Menger Cat 15

Development
- Designer: Bill and Andrew Menger
- Location: United States
- Year: 2001
- Builders: Menger Boatworks Thompson Boatworks
- Role: Sailing dinghy
- Name: Menger Cat 15

Boat
- Displacement: 700 lb (318 kg)
- Draft: 3.50 ft (1.07 m) with centerboard down

Hull
- Type: monohull
- Construction: fiberglass
- LOA: 15.00 ft (4.57 m)
- LWL: 15.00 ft (4.57 m)
- Beam: 7.00 ft (2.13 m)

Hull appendages
- Keel: centerboard
- Rudder: transom-mounted rudder

Rig
- Rig type: Gaff rigged catboat
- Mast height: 18.00 ft (5.49 m)

Sails
- Sailplan: catboat
- Mainsail area: 145.00 sq ft (13.471 m^{2})
- Total sail area: 145.00 sq ft (13.471 m^{2})

= Menger Cat 15 =

Sailboat class

The Menger Cat 15, also called the Menger Cat Daysailer and the Thom Cat 15 Daysailer, is an American sailing dinghy that was designed by Bill Menger and Andrew Menger as a daysailer and first built in 2001.

==Production==
The design was built by Menger Boatworks in the United States from 2001 until 2004, when the company went out of business. The design was acquired by Thompson Boatworks and remains in production.

==Design==
The Menger Cat 15 is a recreational sailboat, built predominantly of hand laid-up fiberglass, with teak wooden trim. It is a gaff rigged catboat, with aluminum spars. The hull has a plumb stem, an angled transom, a transom-hung, kick-up rudder controlled by a varnished mahogany tiller and a centerboard. The boat displaces 700 lb and carries no ballast. A white dacron mainsail is standard equipment and an Egyptian cotton sail is optional. Foam flotation is included to make the boat unsinkable. There is also a storage compartment under the foredeck.

The boat has a draft of 3.50 ft with the centerboard extended and 7 in with it retracted, allowing beaching or ground transportation on a trailer.

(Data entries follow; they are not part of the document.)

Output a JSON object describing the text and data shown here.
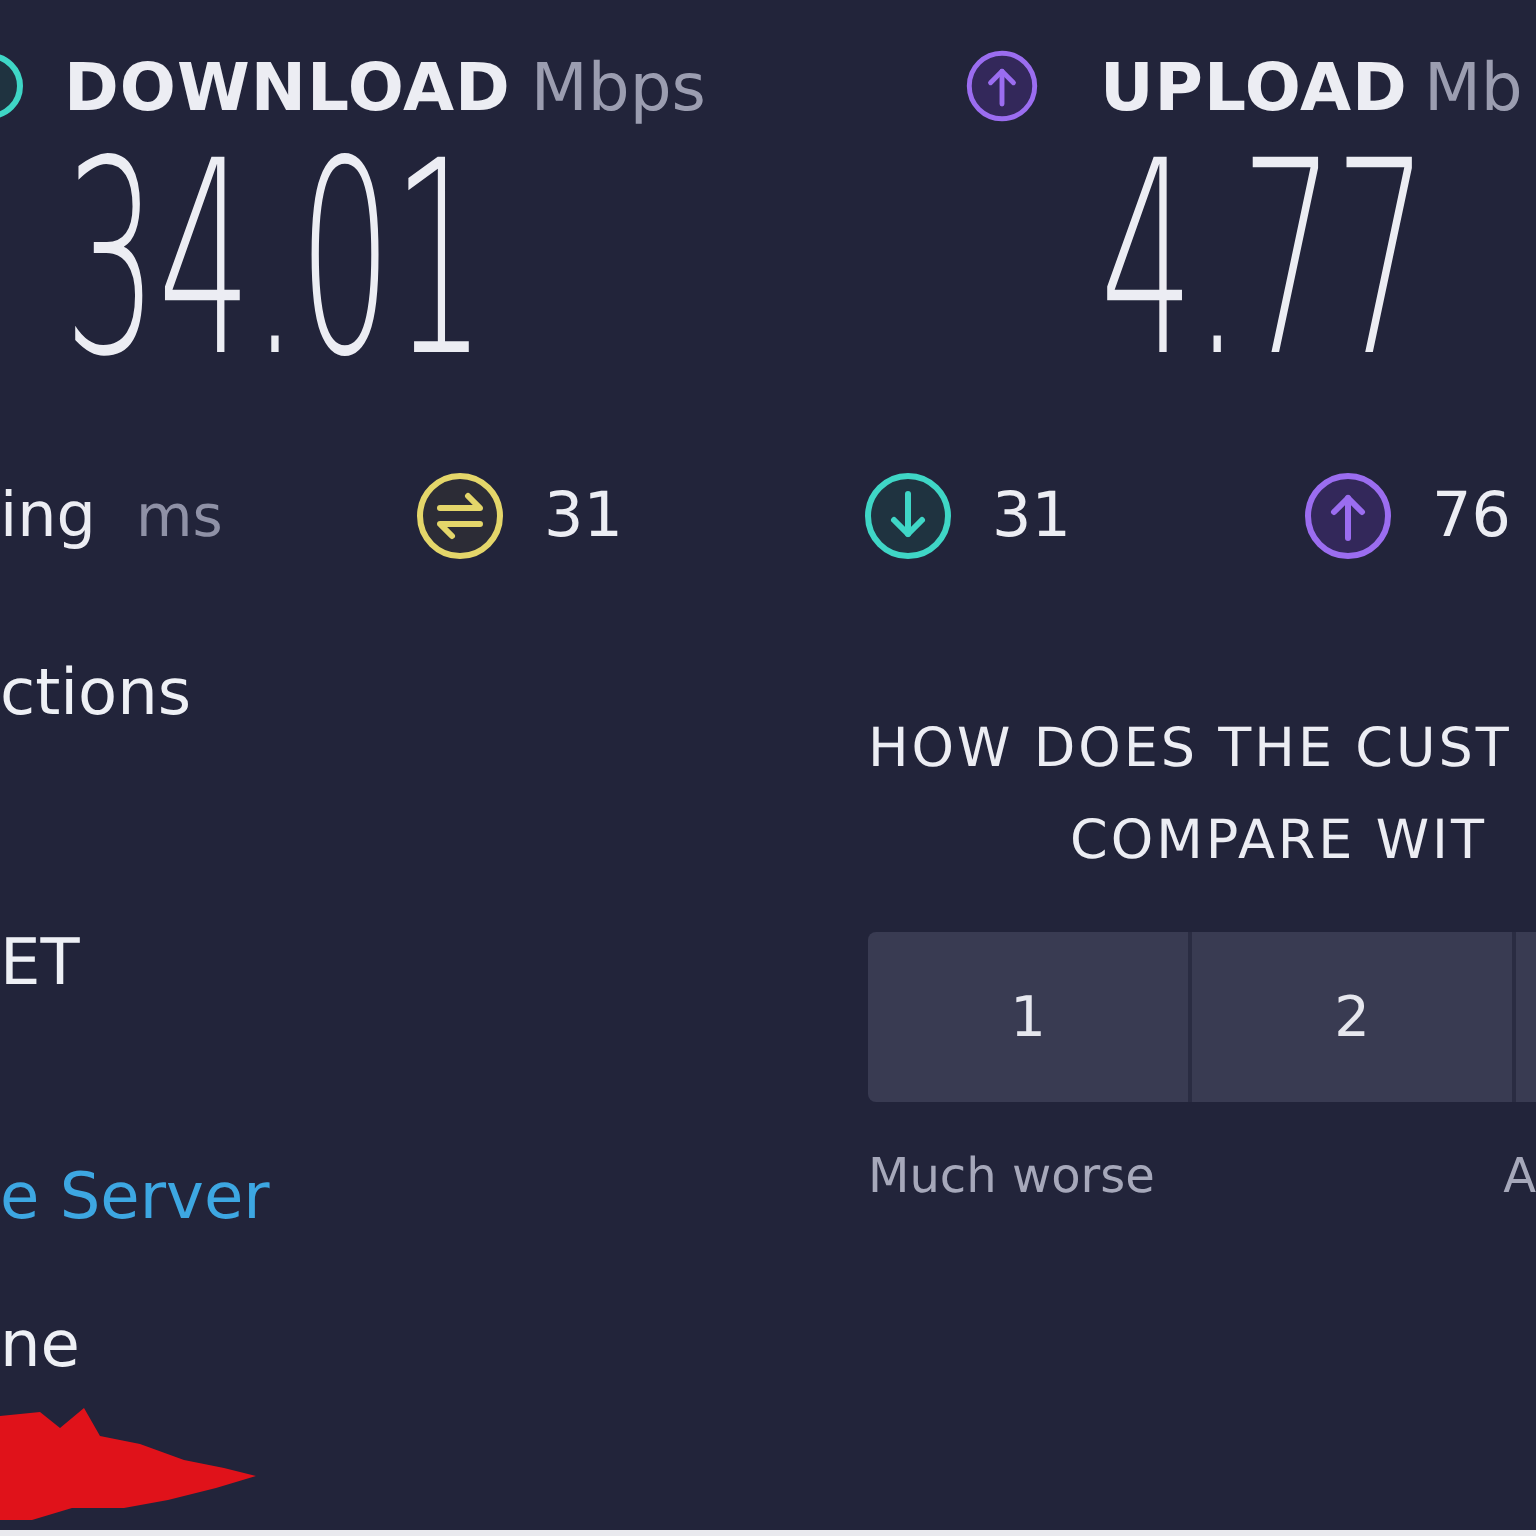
{
  "download": {
    "label": "DOWNLOAD",
    "unit": "Mbps",
    "value": "34.01"
  },
  "upload": {
    "label": "UPLOAD",
    "unit": "Mb",
    "value": "4.77"
  },
  "metrics": [
    {
      "kind": "ping",
      "label": "ing",
      "unit": "ms"
    },
    {
      "kind": "jitter",
      "value": "31"
    },
    {
      "kind": "download",
      "value": "31"
    },
    {
      "kind": "upload",
      "value": "76"
    }
  ],
  "details": [
    {
      "kind": "text",
      "text": "ctions"
    },
    {
      "kind": "text",
      "text": "ET"
    },
    {
      "kind": "link",
      "text": "e Server"
    },
    {
      "kind": "text",
      "text": "ne"
    }
  ],
  "survey": {
    "question_lines": [
      "HOW DOES THE CUST",
      "COMPARE WIT"
    ],
    "ratings": [
      {
        "label": "1"
      },
      {
        "label": "2"
      }
    ],
    "scale_labels": [
      "Much worse",
      "A"
    ]
  }
}
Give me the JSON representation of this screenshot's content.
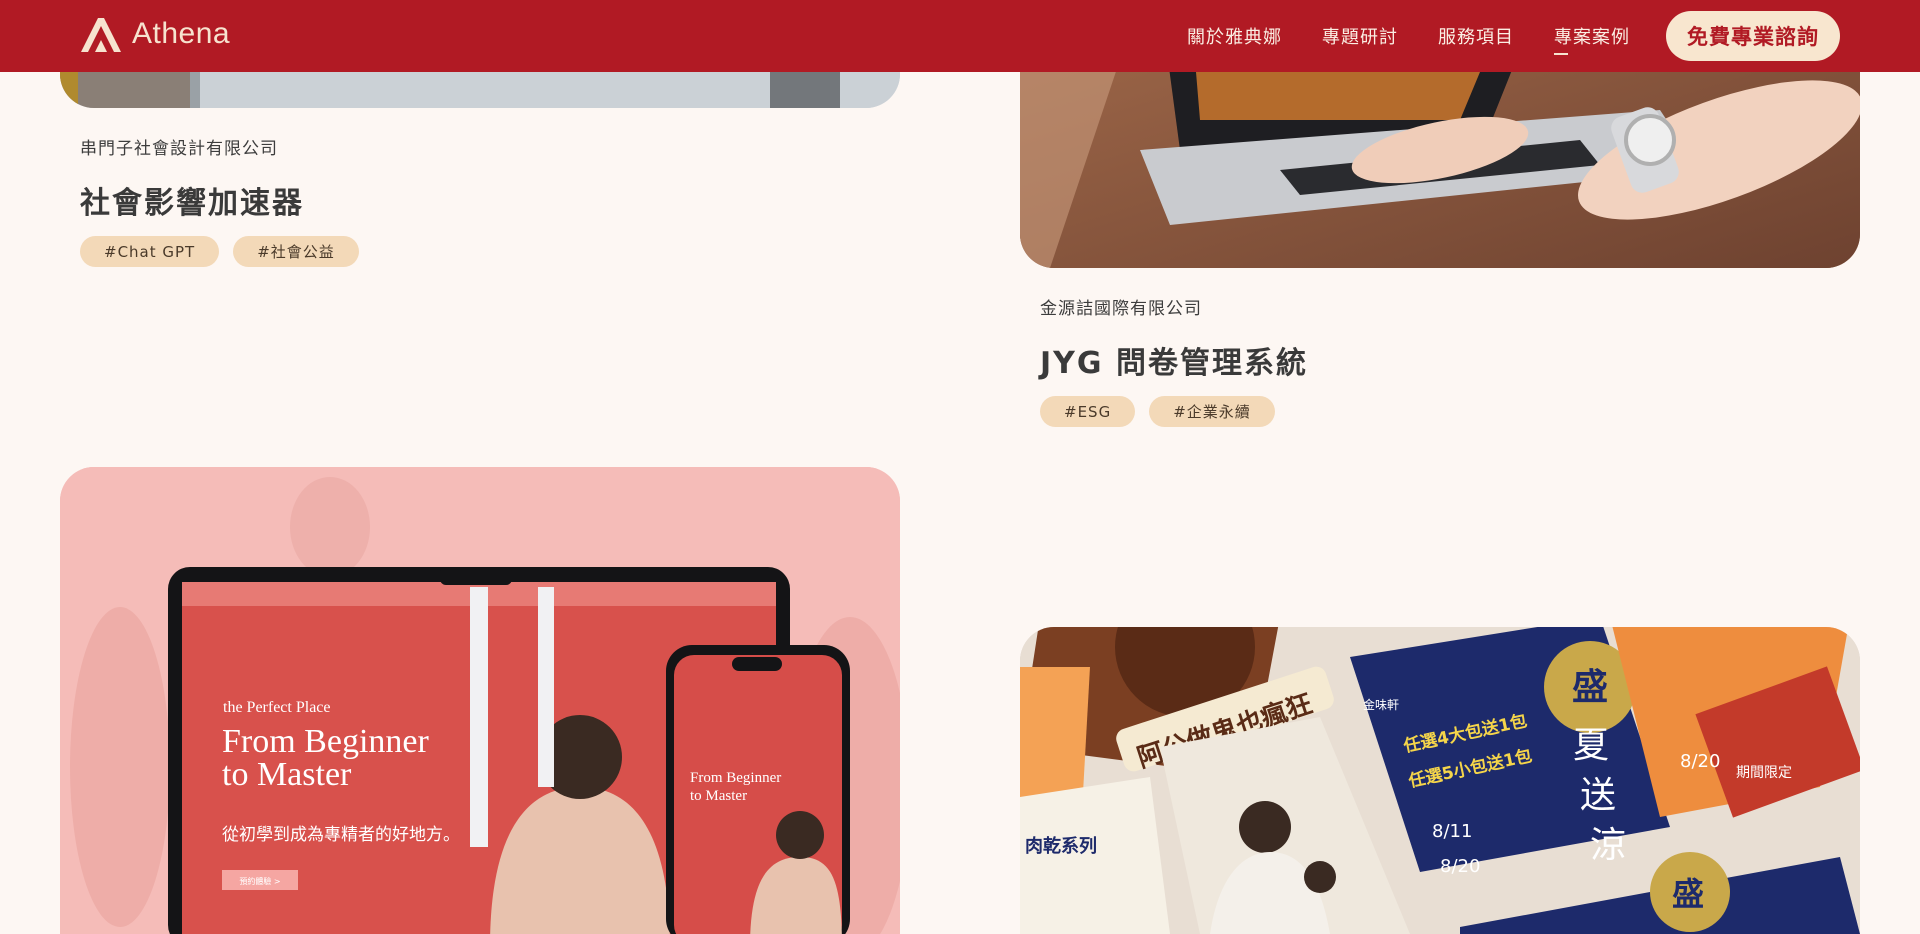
{
  "header": {
    "logo_text": "Athena",
    "nav": [
      {
        "label": "關於雅典娜",
        "active": false
      },
      {
        "label": "專題研討",
        "active": false
      },
      {
        "label": "服務項目",
        "active": false
      },
      {
        "label": "專案案例",
        "active": true
      }
    ],
    "cta_label": "免費專業諮詢"
  },
  "cards": [
    {
      "company": "串門子社會設計有限公司",
      "title": "社會影響加速器",
      "tags": [
        "#Chat GPT",
        "#社會公益"
      ]
    },
    {
      "company": "金源詰國際有限公司",
      "title": "JYG 問卷管理系統",
      "tags": [
        "#ESG",
        "#企業永續"
      ]
    }
  ],
  "mockup": {
    "small": "the Perfect Place",
    "headline_1": "From Beginner",
    "headline_2": "to Master",
    "sub": "從初學到成為專精者的好地方。",
    "button": "預約體驗 >"
  },
  "promo": {
    "crazy": "阿公做鬼也瘋狂",
    "summer_1": "盛",
    "summer_2": "夏",
    "summer_3": "送",
    "summer_4": "涼",
    "series": "肉乾系列",
    "deal_1": "任選4大包送1包",
    "deal_2": "任選5小包送1包",
    "date_1": "8/11",
    "date_2": "8/20",
    "limited": "期間限定",
    "brand": "金味軒"
  },
  "colors": {
    "header_bg": "#b11a24",
    "cta_bg": "#f8e6cf",
    "tag_bg": "#f3d9b8",
    "page_bg": "#fdf7f3"
  }
}
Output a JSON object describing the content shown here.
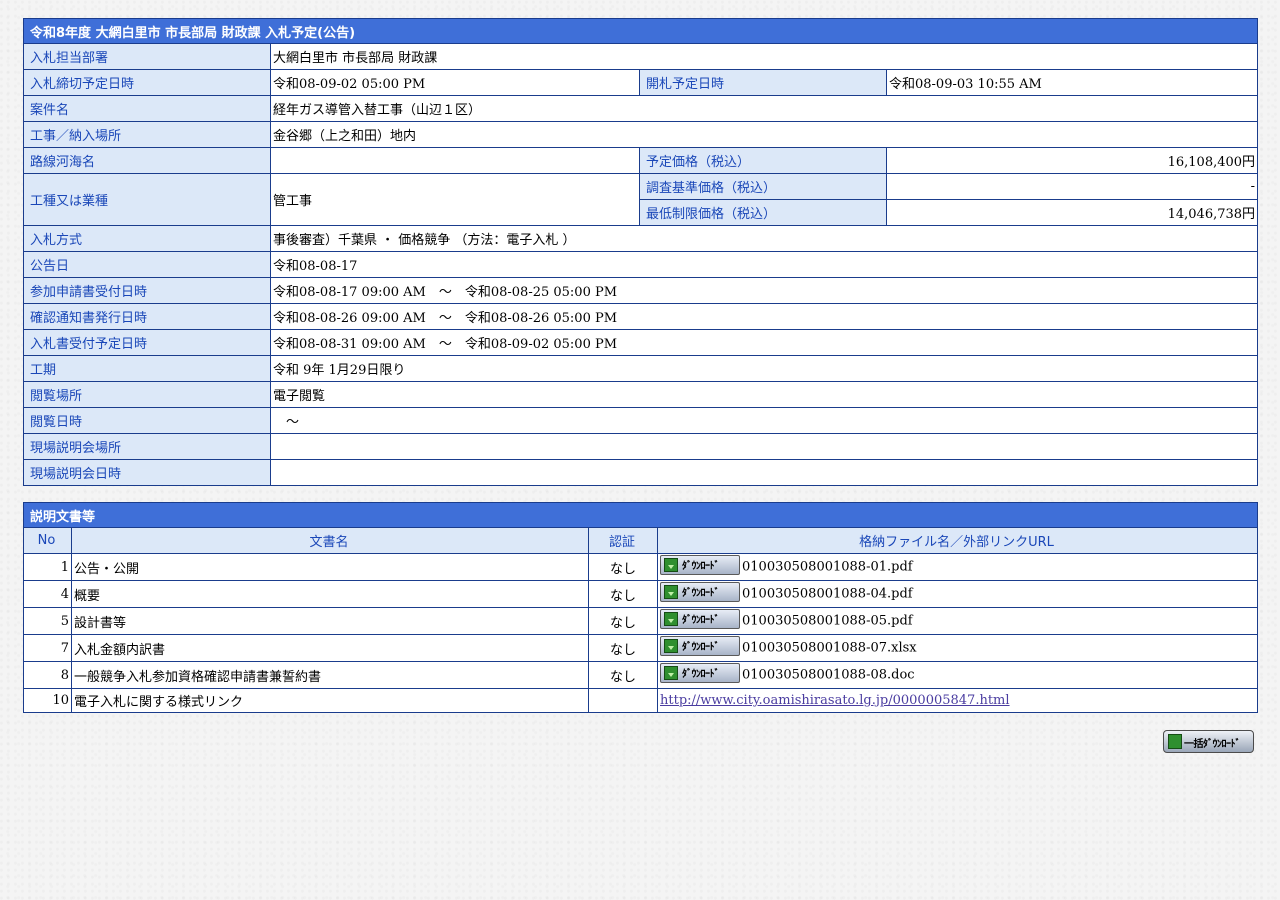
{
  "info": {
    "title": "令和8年度 大網白里市 市長部局 財政課 入札予定(公告)",
    "dept_label": "入札担当部署",
    "dept_value": "大網白里市 市長部局 財政課",
    "deadline_label": "入札締切予定日時",
    "deadline_value": "令和08-09-02 05:00 PM",
    "opening_label": "開札予定日時",
    "opening_value": "令和08-09-03 10:55 AM",
    "project_label": "案件名",
    "project_value": "経年ガス導管入替工事（山辺１区）",
    "location_label": "工事／納入場所",
    "location_value": "金谷郷（上之和田）地内",
    "route_label": "路線河海名",
    "route_value": "",
    "planned_price_label": "予定価格（税込）",
    "planned_price_value": "16,108,400円",
    "type_label": "工種又は業種",
    "type_value": "管工事",
    "survey_price_label": "調査基準価格（税込）",
    "survey_price_value": "-",
    "min_price_label": "最低制限価格（税込）",
    "min_price_value": "14,046,738円",
    "method_label": "入札方式",
    "method_value": "事後審査）千葉県 ・ 価格競争 （方法：電子入札 ）",
    "notice_date_label": "公告日",
    "notice_date_value": "令和08-08-17",
    "application_label": "参加申請書受付日時",
    "application_value": "令和08-08-17 09:00 AM　～　令和08-08-25 05:00 PM",
    "confirm_label": "確認通知書発行日時",
    "confirm_value": "令和08-08-26 09:00 AM　～　令和08-08-26 05:00 PM",
    "bid_receipt_label": "入札書受付予定日時",
    "bid_receipt_value": "令和08-08-31 09:00 AM　～　令和08-09-02 05:00 PM",
    "period_label": "工期",
    "period_value": "令和 9年 1月29日限り",
    "viewing_place_label": "閲覧場所",
    "viewing_place_value": "電子閲覧",
    "viewing_date_label": "閲覧日時",
    "viewing_date_value": "　～",
    "site_place_label": "現場説明会場所",
    "site_place_value": "",
    "site_date_label": "現場説明会日時",
    "site_date_value": ""
  },
  "docs": {
    "title": "説明文書等",
    "headers": {
      "no": "No",
      "name": "文書名",
      "auth": "認証",
      "file": "格納ファイル名／外部リンクURL"
    },
    "download_label": "ﾀﾞｳﾝﾛｰﾄﾞ",
    "rows": [
      {
        "no": "1",
        "name": "公告・公開",
        "auth": "なし",
        "file": "010030508001088-01.pdf"
      },
      {
        "no": "4",
        "name": "概要",
        "auth": "なし",
        "file": "010030508001088-04.pdf"
      },
      {
        "no": "5",
        "name": "設計書等",
        "auth": "なし",
        "file": "010030508001088-05.pdf"
      },
      {
        "no": "7",
        "name": "入札金額内訳書",
        "auth": "なし",
        "file": "010030508001088-07.xlsx"
      },
      {
        "no": "8",
        "name": "一般競争入札参加資格確認申請書兼誓約書",
        "auth": "なし",
        "file": "010030508001088-08.doc"
      }
    ],
    "link_row": {
      "no": "10",
      "name": "電子入札に関する様式リンク",
      "auth": "",
      "url": "http://www.city.oamishirasato.lg.jp/0000005847.html"
    },
    "bulk_download_label": "一括ﾀﾞｳﾝﾛｰﾄﾞ"
  },
  "colors": {
    "header_bg": "#3f6fd8",
    "label_bg": "#dce8f8",
    "label_text": "#1a47b8",
    "border": "#1a3c8c"
  }
}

The boat may be optionally fitted with a small outboard motor for docking and maneuvering.

==Operational history==
In a 2000 review naval architect Bob Perry wrote, "the Menger 15 is designed in the style of the old sandbaggers. It is light and beamy with a beautiful hollow entry. The 145 square foot main will give you a sense of power without requiring sandbags to keep the boat on its feet. Coordination between the main and tiller is sometimes required to keep a catboat balanced and this provides a very convenient way to learn about the fine points of rig balance. The long boom will also help you learn the correct way to gybe in a breeze."